Став студентом Лос-Анджелесского университета во время, наступившее после Великой депрессии (с 1934 по 1940 год), я проводил значительную часть времени, не представляя, чему можно посвятить себя в будущем, которое казалось совершенно неизвестным (а через пару лет война и вовсе изменила мою жизнь). Каким-то чудесным образом в университете меня прибило к берегу психологии; до сих пор я так и не знаю, почему. В то время на кафедре работали увлеченные преподаватели, — в частности, Франклин Фиеринг и Джозеф Джинджерелли, — но, в противовес им, двое заведующих кафедрой, сменившие один другого в этой должности, Найт Данлэп и Рой Доркус, сделали все возможное, чтобы практически полностью подавить возникший у меня интерес к психологии. И лишь одна книга — «Психология и социальный порядок» Дж.Ф.Брауна (Brown, 1937), являвшаяся блестящим, за исключением некоторых неточностей, сплавом Фрейда, Маркса и Курта Левина, использовавшаяся в качестве учебника на курсе у профессора Фиеринга, раскрыла мне глаза в те безотрадные дни на сущность психологии как науки. Она была как бы заключена в капсулу времени, став отражением интеллектуальных увлечений и общественных событий тридцатых годов. Мне она нравилась по обеим этим причинам.
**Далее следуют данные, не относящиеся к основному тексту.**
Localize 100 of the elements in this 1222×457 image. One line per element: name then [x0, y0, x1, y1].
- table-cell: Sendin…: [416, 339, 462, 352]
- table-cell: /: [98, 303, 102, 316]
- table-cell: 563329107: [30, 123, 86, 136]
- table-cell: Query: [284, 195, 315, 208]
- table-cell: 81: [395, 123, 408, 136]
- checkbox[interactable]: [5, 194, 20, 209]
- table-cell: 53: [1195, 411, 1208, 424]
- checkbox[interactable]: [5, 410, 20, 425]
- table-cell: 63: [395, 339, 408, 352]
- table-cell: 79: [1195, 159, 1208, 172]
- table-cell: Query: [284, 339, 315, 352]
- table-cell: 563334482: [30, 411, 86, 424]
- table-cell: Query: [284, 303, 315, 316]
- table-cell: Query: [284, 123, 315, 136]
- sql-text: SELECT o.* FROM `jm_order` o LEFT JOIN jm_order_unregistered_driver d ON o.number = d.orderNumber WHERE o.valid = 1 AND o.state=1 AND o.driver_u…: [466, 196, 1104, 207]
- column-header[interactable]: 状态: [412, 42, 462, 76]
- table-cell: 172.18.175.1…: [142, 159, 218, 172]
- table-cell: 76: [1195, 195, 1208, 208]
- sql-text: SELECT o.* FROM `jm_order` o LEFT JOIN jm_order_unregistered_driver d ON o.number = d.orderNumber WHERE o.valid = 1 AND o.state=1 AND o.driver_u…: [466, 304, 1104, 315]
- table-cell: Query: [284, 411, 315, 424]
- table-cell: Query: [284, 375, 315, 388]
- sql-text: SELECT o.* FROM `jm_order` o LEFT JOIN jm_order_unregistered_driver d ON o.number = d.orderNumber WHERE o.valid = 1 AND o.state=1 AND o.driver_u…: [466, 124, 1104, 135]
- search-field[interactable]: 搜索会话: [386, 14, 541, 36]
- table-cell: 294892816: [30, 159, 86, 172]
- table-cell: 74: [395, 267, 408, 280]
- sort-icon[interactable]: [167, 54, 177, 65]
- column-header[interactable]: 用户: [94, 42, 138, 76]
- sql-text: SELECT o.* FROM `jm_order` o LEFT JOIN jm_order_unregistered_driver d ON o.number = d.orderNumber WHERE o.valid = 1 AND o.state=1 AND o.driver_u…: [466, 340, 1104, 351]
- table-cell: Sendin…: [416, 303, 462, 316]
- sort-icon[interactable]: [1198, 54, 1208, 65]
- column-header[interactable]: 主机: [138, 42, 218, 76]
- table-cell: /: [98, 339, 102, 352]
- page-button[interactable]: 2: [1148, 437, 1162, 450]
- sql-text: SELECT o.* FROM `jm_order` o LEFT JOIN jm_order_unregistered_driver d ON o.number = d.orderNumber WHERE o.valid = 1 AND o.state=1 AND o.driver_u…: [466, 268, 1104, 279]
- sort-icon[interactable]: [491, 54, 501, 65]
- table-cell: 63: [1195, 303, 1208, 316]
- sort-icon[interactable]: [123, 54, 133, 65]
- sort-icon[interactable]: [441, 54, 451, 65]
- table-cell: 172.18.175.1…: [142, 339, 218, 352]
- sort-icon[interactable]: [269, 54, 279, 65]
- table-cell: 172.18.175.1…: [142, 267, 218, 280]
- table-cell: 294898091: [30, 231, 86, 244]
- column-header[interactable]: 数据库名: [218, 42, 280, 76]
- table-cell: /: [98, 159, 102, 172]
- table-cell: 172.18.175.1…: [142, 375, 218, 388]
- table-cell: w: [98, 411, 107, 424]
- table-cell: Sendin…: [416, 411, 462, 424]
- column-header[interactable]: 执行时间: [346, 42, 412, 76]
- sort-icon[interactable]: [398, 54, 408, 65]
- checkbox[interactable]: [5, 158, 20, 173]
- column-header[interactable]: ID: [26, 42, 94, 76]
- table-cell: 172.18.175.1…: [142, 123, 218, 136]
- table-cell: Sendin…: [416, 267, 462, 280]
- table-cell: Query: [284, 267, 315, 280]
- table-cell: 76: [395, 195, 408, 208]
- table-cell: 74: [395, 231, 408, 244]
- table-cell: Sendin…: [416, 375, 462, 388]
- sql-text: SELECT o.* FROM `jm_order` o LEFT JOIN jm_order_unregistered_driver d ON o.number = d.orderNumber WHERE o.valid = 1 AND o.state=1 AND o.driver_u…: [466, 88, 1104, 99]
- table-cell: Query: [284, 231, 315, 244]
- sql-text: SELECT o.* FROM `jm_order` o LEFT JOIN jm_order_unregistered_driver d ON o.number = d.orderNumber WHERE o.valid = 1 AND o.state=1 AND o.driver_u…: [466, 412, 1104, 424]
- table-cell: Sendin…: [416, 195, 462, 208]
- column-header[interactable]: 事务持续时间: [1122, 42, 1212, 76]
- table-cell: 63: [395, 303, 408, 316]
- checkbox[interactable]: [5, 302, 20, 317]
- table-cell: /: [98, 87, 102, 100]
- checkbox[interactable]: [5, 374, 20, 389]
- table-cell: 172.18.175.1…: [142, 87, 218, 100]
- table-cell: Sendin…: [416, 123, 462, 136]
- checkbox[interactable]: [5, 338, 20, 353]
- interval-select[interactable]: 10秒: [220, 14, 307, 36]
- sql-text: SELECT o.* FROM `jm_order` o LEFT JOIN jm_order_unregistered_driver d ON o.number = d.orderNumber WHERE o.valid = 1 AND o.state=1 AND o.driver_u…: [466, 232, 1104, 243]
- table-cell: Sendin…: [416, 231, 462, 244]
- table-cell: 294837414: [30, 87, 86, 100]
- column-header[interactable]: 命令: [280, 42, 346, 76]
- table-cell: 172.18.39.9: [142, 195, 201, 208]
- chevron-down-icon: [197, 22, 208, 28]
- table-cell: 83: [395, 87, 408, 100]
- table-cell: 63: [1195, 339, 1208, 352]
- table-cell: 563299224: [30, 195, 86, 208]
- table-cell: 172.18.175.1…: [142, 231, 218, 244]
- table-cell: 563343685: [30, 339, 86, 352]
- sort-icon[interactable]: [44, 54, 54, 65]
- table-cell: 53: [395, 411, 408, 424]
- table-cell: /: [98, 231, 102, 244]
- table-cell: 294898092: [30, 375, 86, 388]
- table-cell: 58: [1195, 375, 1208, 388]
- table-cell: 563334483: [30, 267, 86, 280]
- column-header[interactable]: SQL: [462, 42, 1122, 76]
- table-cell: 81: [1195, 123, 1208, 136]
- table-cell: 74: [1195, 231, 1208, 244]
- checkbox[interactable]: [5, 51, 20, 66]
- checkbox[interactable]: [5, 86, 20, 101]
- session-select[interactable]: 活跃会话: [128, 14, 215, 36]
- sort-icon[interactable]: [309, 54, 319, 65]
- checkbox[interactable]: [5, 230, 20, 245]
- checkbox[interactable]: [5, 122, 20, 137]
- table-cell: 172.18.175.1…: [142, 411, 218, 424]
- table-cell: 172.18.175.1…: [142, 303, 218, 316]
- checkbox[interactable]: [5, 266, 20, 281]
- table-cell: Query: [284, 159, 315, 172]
Для меня двое упомянутых выше заведующих представляли очевидную угрозу вследствие их антисемитизма. Один из них открыто заявил мне, что он не может поддержать моего ходатайства в отношении докторантуры, поскольку у него нет места для еврея. Как же я мог принести это известие домой, моим родителям-иммигрантам, которые, можно сказать, жили ради детей, став чем-то вроде золотого жертвенного моста, связавшего местечко в черте оседлости царской России с американским университетом.